🩹 (support/html) Get better metadata

simonwoerpel · simonwoerpel · commit 7b3c37d25d71 · 2025-10-23T17:05:32.000+02:00
diff --git a/ingestors/support/html.py b/ingestors/support/html.py
@@ -1,11 +1,12 @@
-import re
 import logging
+import re
+
 from lxml import html
 from lxml.etree import ParseError, ParserError
 from normality import collapse_spaces
 
-from ingestors.support.timestamp import TimestampSupport
 from ingestors.exc import ProcessingException
+from ingestors.support.timestamp import TimestampSupport
 
 log = logging.getLogger(__name__)
 
@@ -33,9 +34,9 @@ def extract_html_header(self, entity, doc):
         entity.add("summary", self.get_meta(doc, "description"))
         entity.add("author", self.get_meta(doc, "author"))
         entity.add("author", self.get_meta(doc, "og:site_name"))

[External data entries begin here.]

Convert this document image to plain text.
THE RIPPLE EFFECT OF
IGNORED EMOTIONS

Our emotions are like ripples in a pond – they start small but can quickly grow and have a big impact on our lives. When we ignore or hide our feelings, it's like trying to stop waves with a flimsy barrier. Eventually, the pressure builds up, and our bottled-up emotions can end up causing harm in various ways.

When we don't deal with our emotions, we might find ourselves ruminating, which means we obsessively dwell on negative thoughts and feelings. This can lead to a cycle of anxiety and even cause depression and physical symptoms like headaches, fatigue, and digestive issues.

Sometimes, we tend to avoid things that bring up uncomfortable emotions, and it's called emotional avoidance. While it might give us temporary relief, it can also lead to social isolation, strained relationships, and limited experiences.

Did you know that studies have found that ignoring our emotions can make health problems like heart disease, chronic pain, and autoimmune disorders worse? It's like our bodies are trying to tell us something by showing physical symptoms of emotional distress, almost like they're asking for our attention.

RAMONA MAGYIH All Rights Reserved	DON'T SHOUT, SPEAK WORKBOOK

-        published_at = self.get_meta(doc, "artcile:published_time")
+        published_at = self.get_meta(doc, "article:published_time")
         entity.add("publishedAt", self.parse_timestamp(published_at))
-        modified_at = self.get_meta(doc, "artcile:modified_time")
+        modified_at = self.get_meta(doc, "aricle:modified_time")
         entity.add("modifiedAt", self.parse_timestamp(modified_at))
 
         for field in ["keywords", "news_keywords"]:
@@ -47,7 +48,7 @@ def extract_html_header(self, entity, doc):
     def extract_html_text(self, doc):
         """Get all text from a DOM, also used by the XML parser."""
         text = " ".join(self.extract_html_elements(doc))
-        text = collapse_spaces(text)
+        text = collapse_spaces(text) or ""
         if len(text):
             return text